Rezension

Der ganz normale Kita-Alltag im elterlichen Wahn

Fuck you, Kita! - Anna Wiedemann, Daniel Wiedemann

Fuck you, Kita!
von Anna Wiedemann Daniel Wiedemann

Bewertet mit 2 Sternen

Anna, Daniel und Gustav Wiedemann sind eine recht typische Berliner Kleinfamilie. Anna will wieder in ihren Beruf als Lehrerin einsteigen, wenn Gustav zwei Jahre alt ist, und ihn bis dahin alleine zu Hause betreuen.

Nun ergibt es sich aber,  dass Anna ein paar Monate früher als geplant eine Teilzeitstelle an ihrer Schule antreten kann, nämlich bereits in sechs Wochen. Ein Kitaplatz für den einjährigen Gustav muss her, aber schnell. Die Suche nach einem Betreuungsplatz gestaltet sich deutlich problematischer als gedacht und die Zeit drängt. Wie durch ein Wunder bekommen die Wiedemanns am Ende aber doch einen Platz. Mit dem ersten Tag in der Kita treten allerdings ganz andere Probleme in den Vordergrund, die die Wiedemanns offenbar vorher nicht bedacht haben: der ganz normale Kita-Alltag beginnt – oder eben der Kita-Wahnsinn, je nachdem, wie hoch die Erwartungshaltung an die Betreuung eines U3-Kindes in einer öffentlichen Einrichtung sind.

Das Buch ist aus wechselnder Perspektive geschrieben und besteht aus aneinandergereihten Alltagsgeschichten, die entweder witzig und unterhaltsam (Daniel) oder aber gesellschaftskritisch, langatmig und großlehrerhaft (Anna) gestaltet sind.

Besonders Annas Beschreibungen sind mir mit ihrem betont negativen Touch zunehmend auf die Nerven gegangen. Ich habe mich wiederholt gefragt, womit sie ihre übersteigerte Anspruchshaltung (nicht zuletzt auch vor sich selbst) rechtfertigt. Was erwartet sie eigentlich von der Gesellschaft und ihrer direkten Umwelt? Dass diese es ihr ermöglicht, ihr Kind an- und auszustellen, wie es ihr passt, damit sie sich selbst verwirklichen kann – ohne Wenn und Aber. Das ist unrealistisch und wenig mütterlich. Sie sollte sich entscheiden, wo ihre Prioritäten liegen im Leben, alles haben kann man nun mal nicht. Zudem hat das, was sie zu sagen hat, wenig mit der Betreuung an sich, sondern vielmehr mit der Kindererziehung als solcher zu tun. Kinder müssen nun mal vieles erst lernen und das idealerweise von ihren Eltern.

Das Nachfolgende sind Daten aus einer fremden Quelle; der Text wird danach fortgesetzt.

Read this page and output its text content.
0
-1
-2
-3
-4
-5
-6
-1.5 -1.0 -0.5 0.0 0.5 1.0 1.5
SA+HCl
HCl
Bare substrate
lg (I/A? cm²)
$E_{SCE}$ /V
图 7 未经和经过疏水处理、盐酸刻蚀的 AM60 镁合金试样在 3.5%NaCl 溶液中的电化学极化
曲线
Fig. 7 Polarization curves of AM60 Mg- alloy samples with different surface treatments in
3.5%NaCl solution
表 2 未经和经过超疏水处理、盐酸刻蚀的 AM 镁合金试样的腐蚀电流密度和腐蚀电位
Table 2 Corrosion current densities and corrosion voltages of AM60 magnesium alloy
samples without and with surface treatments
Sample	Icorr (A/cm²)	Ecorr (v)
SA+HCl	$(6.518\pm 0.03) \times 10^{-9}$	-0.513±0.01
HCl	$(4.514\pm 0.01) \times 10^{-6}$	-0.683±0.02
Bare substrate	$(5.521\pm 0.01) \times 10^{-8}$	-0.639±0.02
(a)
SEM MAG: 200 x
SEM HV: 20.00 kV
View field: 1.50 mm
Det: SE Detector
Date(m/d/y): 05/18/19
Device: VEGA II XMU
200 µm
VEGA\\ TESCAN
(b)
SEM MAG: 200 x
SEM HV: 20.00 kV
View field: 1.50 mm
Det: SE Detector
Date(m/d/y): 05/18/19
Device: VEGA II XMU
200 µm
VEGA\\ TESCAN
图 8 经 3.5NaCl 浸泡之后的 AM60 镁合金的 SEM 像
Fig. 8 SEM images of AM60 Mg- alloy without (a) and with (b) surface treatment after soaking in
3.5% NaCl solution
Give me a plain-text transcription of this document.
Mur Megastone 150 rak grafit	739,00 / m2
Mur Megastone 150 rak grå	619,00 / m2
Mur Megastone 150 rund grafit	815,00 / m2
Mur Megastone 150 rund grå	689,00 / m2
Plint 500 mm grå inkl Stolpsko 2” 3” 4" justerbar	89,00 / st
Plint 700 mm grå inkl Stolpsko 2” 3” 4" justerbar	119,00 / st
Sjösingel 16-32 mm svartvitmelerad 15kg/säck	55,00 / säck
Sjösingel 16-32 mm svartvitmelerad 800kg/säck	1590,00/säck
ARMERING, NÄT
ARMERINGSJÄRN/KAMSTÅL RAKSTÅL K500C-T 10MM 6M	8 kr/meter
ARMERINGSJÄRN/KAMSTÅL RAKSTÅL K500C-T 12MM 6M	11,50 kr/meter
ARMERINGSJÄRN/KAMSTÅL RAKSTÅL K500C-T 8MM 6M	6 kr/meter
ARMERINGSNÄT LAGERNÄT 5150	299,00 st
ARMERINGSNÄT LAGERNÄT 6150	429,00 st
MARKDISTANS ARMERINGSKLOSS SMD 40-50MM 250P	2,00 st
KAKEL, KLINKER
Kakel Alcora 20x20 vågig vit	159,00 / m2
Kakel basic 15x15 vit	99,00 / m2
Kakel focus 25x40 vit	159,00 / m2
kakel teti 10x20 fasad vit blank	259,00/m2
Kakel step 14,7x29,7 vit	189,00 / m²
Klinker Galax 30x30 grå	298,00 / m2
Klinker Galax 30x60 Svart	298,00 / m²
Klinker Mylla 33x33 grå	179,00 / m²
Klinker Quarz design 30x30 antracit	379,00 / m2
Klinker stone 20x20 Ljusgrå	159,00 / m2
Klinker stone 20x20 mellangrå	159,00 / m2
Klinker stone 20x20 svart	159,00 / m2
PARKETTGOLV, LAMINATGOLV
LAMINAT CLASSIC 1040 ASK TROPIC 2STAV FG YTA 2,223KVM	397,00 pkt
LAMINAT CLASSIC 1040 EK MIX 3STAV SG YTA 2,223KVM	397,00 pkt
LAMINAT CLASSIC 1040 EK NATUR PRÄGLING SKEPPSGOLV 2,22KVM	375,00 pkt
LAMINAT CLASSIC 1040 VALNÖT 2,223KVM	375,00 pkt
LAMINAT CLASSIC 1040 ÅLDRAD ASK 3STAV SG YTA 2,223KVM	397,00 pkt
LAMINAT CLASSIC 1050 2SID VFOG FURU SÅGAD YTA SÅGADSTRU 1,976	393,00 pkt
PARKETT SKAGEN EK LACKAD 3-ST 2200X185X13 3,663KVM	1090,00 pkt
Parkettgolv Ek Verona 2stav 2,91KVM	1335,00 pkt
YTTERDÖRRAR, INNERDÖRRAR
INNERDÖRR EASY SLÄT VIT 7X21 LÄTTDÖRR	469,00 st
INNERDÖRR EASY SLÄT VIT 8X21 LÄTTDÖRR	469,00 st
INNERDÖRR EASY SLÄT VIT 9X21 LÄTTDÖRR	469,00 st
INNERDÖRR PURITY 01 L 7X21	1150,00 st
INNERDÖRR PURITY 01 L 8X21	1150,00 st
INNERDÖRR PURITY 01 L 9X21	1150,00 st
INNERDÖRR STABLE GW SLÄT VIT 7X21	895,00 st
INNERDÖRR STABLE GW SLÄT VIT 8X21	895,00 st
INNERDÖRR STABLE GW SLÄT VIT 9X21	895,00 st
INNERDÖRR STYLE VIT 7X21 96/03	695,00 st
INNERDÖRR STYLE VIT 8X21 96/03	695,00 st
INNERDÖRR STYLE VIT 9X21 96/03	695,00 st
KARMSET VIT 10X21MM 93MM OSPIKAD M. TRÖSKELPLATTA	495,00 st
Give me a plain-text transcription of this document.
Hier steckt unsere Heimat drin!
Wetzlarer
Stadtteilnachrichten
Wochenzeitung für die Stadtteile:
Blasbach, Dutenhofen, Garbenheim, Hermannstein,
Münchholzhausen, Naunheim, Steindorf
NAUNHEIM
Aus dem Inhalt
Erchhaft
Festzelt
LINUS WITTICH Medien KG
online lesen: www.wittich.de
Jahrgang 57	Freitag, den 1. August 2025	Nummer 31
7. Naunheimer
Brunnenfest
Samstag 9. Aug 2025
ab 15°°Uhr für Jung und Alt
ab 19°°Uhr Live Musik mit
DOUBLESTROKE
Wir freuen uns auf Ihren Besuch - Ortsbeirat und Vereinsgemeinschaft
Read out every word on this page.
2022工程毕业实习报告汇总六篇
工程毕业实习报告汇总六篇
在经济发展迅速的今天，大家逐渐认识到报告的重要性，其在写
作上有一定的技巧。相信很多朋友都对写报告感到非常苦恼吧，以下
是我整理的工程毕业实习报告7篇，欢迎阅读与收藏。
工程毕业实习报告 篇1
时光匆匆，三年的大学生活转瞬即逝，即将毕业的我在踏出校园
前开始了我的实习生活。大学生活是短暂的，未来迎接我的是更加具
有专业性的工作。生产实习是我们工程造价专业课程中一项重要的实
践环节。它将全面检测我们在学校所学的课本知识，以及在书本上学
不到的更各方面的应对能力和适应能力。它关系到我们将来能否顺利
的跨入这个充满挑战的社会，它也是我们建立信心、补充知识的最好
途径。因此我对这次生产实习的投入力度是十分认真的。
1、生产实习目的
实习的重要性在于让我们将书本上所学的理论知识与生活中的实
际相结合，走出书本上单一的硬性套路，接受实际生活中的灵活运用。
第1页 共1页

Etwas gehässig konnte man auch sagen: Thema verfehlt. Denn neben diesen allgemeinen Überlegungen werden am Ende in einem Resümee im Hinblick auf die Anmeldung des zweiten Kindes die Vor- und Nachteile der Kita aufgezählt. Es stellt sich heraus, dass man im Großen und Ganzen sehr zufrieden ist – wie das mit dem Buchtitel in Einklang zu bringen ist, erschließt sich dem Leser nicht auf Anhieb.

Ich bin ziemlich enttäuscht von dem Buch. Als Mutter eines 6-jährigen Sohnes habe ich 3 Jahre „Kita-Wahnsinn“ selbst erlebt und das, was in dem Buch beschrieben wird, ist bei weitem weniger bemerkenswert, unbefriedigend und „wahnsinnig“ als der Buchtitel einem glauben machen will. Ganz im Gegenteil läuft mit Gustavs Betreuung im Grunde alles mehr als glatt, überraschend glatt in Anbetracht seines Alters, wie ich finde.